New home at Melbourne Museum
Sam the Koala.
Photo: Benjamin Healley / Source: Museum Victoria
Victorian native animals are protected by the State of Victoria's Wildlife Act (1975) which is administered through the Department of Sustainability & Environment (DSE). After Sam's death, DSE transferred her into the custody and care of Museum Victoria. Museum Victoria is authorised under the Museums Act (1983) to act as an official repository for specimens of native animals which may have special scientific, cultural or historical significance.6
Sam’s placement in Melbourne Museum will preserve her story, and her extraordinary role in providing a source of hope to those devastated by the February bushfires. She will also play an important role in educating the community about issues relating to koalas, changes in habitat, the impact of fire on wildlife and the role of wildlife rescue.
Sam's initial display was in the foyer at Melbourne Museum until 5 May 2010. The display included video footage from the original video of Sam when she was first discovered in the burnt bushland in Mirboo North, and a segment of Sam in the Southern Ash Wildlife Shelter nursing a young koala on her back.
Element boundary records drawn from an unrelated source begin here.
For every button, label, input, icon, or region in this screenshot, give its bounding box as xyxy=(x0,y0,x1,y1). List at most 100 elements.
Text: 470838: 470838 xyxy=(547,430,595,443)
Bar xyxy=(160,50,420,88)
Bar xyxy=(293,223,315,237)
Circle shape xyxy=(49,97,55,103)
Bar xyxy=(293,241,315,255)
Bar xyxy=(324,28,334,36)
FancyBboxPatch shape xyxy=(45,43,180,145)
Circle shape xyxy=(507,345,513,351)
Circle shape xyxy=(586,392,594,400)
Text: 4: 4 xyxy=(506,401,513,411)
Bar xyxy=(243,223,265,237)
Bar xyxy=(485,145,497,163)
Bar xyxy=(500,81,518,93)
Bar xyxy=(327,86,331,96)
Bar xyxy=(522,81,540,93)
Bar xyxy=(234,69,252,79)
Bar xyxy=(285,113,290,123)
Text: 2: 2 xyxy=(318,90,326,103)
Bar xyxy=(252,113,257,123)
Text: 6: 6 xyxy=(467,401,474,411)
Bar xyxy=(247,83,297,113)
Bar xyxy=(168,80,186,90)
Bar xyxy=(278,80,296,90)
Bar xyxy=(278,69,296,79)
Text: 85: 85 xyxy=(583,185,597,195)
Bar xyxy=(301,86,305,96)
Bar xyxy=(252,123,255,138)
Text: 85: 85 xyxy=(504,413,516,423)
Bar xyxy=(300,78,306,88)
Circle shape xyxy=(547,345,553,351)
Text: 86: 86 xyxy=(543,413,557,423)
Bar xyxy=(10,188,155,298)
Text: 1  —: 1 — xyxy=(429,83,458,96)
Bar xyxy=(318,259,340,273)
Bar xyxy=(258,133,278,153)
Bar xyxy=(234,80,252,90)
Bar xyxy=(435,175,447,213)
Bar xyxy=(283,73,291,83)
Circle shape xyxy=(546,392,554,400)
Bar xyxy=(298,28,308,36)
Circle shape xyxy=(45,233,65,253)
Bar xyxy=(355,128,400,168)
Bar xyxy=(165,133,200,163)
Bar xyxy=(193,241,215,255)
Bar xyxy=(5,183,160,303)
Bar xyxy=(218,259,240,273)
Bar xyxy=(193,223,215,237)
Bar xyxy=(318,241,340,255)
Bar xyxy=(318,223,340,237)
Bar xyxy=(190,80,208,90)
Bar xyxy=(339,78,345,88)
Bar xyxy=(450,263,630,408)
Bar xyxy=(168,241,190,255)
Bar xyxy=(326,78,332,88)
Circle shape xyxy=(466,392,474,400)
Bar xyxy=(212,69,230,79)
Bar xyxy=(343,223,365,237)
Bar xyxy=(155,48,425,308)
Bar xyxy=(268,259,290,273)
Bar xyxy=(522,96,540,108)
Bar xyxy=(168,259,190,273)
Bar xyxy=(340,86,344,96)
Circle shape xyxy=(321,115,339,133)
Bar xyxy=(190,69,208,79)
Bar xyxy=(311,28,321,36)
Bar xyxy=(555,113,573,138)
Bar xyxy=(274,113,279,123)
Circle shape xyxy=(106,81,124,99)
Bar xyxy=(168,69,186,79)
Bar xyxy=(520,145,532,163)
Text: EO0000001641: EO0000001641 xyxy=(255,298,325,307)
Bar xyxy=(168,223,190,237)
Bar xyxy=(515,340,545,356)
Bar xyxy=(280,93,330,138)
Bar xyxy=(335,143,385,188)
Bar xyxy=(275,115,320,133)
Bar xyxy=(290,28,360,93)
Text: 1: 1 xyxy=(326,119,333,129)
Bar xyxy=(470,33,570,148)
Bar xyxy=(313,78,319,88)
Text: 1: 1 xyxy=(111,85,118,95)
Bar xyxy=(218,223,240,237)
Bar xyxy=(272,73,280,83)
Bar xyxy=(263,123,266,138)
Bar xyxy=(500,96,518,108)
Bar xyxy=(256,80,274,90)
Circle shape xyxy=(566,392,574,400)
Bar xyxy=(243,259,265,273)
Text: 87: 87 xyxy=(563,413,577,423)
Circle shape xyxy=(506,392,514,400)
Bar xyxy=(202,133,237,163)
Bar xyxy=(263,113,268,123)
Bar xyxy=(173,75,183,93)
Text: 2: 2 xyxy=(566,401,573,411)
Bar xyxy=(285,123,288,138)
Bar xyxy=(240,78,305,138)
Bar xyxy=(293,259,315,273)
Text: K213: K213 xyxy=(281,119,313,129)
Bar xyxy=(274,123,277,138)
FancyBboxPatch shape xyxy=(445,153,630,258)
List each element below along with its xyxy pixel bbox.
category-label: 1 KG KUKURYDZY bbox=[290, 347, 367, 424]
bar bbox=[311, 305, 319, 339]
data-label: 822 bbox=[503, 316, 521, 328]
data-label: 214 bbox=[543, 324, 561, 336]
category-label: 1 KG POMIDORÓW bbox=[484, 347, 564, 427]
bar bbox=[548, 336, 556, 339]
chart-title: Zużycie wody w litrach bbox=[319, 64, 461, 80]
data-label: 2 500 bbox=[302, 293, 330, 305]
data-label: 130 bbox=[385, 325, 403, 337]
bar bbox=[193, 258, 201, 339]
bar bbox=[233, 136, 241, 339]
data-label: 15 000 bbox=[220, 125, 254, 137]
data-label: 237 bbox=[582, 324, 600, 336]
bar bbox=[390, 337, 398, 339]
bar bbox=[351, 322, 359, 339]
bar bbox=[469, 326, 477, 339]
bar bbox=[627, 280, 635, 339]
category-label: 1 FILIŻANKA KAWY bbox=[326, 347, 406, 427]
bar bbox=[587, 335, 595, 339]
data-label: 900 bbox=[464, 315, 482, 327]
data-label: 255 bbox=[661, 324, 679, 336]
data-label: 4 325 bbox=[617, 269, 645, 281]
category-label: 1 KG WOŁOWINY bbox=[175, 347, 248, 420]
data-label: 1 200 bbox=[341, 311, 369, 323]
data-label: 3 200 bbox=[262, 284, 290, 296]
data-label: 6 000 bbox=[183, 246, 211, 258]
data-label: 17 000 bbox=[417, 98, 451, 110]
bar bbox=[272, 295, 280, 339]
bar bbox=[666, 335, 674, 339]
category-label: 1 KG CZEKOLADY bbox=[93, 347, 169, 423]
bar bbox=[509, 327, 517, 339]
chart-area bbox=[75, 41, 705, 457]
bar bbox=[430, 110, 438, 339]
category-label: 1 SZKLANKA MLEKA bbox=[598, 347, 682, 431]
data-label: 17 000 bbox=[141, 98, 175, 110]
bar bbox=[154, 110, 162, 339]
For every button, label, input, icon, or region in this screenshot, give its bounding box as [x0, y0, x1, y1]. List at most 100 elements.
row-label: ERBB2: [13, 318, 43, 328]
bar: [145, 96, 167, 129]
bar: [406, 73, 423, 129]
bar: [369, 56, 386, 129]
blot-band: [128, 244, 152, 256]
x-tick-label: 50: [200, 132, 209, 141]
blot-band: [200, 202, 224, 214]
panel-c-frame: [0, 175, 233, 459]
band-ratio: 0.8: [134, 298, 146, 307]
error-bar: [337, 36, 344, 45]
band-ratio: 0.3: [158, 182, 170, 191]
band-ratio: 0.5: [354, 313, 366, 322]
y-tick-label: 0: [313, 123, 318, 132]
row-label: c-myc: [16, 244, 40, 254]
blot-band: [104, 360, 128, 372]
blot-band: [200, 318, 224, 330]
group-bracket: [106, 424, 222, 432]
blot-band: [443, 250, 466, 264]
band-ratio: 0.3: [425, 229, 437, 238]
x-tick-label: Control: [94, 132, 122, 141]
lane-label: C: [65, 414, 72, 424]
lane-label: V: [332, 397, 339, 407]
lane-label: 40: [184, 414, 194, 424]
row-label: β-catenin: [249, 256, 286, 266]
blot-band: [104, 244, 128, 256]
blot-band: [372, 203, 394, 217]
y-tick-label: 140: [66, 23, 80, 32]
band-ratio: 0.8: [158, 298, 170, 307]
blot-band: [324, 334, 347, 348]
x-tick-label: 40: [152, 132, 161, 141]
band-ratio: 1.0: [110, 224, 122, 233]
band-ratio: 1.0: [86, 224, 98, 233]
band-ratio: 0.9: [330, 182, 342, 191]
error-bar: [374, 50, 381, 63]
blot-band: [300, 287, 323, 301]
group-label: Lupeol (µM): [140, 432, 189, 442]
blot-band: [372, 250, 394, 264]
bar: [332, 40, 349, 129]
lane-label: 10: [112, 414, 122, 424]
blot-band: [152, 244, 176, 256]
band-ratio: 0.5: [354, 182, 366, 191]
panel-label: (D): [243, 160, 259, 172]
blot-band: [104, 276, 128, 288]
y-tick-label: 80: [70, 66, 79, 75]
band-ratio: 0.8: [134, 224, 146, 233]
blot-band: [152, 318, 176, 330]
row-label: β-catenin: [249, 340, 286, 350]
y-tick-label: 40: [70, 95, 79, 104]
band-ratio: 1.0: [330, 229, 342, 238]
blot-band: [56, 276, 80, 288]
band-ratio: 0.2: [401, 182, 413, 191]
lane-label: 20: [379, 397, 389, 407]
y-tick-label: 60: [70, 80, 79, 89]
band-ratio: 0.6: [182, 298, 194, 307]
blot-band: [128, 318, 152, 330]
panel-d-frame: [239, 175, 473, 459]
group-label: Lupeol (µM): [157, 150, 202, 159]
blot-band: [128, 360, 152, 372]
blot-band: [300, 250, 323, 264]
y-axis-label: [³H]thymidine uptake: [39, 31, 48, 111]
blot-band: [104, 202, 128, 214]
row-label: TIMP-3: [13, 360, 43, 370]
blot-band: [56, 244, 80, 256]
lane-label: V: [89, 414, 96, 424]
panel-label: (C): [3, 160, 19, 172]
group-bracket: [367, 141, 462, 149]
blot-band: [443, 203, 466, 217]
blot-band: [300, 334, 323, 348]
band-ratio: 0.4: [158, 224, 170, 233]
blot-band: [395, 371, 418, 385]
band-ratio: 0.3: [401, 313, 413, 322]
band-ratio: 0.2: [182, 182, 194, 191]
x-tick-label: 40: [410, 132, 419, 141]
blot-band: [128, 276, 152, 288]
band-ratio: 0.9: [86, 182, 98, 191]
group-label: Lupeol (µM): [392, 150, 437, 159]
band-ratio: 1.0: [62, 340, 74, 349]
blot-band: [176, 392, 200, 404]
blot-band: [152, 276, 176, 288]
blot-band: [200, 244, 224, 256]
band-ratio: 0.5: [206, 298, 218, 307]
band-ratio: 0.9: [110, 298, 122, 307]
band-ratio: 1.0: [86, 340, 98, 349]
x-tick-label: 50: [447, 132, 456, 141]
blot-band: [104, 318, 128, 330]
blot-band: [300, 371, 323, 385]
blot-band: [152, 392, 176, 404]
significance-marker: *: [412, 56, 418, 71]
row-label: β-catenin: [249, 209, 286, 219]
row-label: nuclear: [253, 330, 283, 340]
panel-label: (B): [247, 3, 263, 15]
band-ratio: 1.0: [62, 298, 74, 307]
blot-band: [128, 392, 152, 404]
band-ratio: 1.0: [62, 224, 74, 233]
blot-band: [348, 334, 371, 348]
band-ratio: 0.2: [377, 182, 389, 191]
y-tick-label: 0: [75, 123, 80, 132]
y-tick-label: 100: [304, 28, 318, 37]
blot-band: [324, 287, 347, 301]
On 2 July 2010, Sam moved to her permanent home in the Wild: Amazing animals in a changing world exhibition at Melbourne Museum.
2. “State Fire Emergency Coordination Plan 1900hrs Wednesday 4 February 2009 to 1900 hrs Saturday 7 February 2009”; source: http://www.royalcommission.vic.gov.au/Documents/Document-files/Exhibits/WIT-002-001-0813
3. Dr Anne Fowler & Colleen Wood, “Treating Burnt Wildlife”; source: http://www.ozarkwild.org
4. Vicki Hams, wildlife volunteer, Southern Ash Wildlife Shelter.